When I mentioned his coming return to the Open this week, his walking out of the tunnel onto one of the stadium courts, hometown friends among the thousands who will be cheering for him, he said, ''It's going to be an amazing feeling.'' As for his outlook, Blake recently wrote me: ''I think it may be similar to the first time I was out there and had the confidence to believe in myself that I belonged there. Of course I would love to make it to the second week. . . . ''
When I asked Blake about any lessons he has learned this past year, he was a little more reticent. Apart from saying that he gets less angry after a loss, that he appreciates his good fortune more, he revealed little. He did say that point to point, his thinking is no different: he's no less the perfectionist, no more apt to let a difficult ball go. He admitted that the pressure from the outside now is greater -- at 25, he's midcareer and has yet to step into the Top 20 shoes that so many of his fans and corporate sponsors laid out for him in 2002. Beyond that, Blake would rather answer tennis questions, as he always has, on the court.
During the two tournaments I spent with Blake this year, the Nasdaq-100 and the Hall of Fame Tennis Championships, I couldn't help noticing how Blake lighted up every time he ran into a friend, by the practice courts or in the locker room, and had the chance to banter. ''Every time I see him walking in, I know something is coming,'' Taylor Dent, a top American player, told me this summer. ''Whether he's going to start ragging on L.A. or the Lakers or, you know, whatever I'm affiliated with. And if he's not going to dish it out first, then I'm on it.''
Blake's style of play echoes his conversational style: he is an all-court player with tremendous speed, who will rally from the baseline, running around his backhand, his weakness, to smash a forehand at any opening. But rarely will he dominate a rally, setting it up with three or four shots -- as the Davis Cup captain, Patrick McEnroe, has told me he would like to see Blake do more.

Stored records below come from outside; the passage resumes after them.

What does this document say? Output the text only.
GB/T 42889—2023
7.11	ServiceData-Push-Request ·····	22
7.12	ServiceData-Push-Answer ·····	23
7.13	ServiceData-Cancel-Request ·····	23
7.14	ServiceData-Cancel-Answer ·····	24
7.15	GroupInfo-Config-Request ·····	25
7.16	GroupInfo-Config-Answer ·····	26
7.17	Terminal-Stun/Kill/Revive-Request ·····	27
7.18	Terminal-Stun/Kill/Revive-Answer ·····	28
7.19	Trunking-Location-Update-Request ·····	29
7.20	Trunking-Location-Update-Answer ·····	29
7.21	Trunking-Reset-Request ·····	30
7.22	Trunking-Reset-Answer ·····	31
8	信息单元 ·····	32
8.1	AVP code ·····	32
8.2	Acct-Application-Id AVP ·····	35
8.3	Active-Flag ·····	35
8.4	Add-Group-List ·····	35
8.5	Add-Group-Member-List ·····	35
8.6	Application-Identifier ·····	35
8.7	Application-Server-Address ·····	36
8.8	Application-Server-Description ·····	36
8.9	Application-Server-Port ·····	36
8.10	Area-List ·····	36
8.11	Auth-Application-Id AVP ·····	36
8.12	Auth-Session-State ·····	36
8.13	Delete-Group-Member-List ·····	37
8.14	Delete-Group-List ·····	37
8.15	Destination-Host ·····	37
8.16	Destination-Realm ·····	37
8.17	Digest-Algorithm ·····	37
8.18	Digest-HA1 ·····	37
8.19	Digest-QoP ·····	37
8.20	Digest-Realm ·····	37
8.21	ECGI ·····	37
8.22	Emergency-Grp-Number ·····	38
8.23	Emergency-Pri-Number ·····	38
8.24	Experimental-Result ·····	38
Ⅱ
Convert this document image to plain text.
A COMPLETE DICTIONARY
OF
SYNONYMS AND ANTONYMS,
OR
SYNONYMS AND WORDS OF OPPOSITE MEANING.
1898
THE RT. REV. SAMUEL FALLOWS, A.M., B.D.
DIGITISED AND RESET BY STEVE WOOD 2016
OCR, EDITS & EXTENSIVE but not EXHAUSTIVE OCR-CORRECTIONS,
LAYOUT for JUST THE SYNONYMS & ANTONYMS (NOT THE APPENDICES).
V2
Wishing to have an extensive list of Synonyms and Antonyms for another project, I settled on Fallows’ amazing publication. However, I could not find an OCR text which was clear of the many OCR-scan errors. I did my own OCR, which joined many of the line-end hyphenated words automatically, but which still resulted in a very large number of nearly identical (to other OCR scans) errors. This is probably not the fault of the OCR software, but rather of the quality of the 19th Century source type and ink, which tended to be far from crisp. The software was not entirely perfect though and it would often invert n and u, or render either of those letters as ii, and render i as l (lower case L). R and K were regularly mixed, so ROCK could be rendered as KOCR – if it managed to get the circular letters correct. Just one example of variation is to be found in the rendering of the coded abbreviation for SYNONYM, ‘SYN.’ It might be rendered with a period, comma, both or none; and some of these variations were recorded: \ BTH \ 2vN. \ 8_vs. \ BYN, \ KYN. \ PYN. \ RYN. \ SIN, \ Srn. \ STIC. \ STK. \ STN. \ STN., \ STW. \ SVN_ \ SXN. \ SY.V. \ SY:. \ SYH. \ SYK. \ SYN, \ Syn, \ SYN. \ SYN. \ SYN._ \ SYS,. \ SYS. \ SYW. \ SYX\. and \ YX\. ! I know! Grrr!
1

Yet while he is very social, Blake is also very private, both traits making the eight months last year that he was off the tour particularly difficult for him. Blake said that his father always told him that ''if there's a problem, you're going to fix it, you're not going to complain about it, you're not going to make anyone else a part of your problem.'' Then he added, ''I think that's what I do, and I don't know if that's ever going to change.''
Howard Axelrod teaches writing at the University of Arizona. This is his first article for the magazine.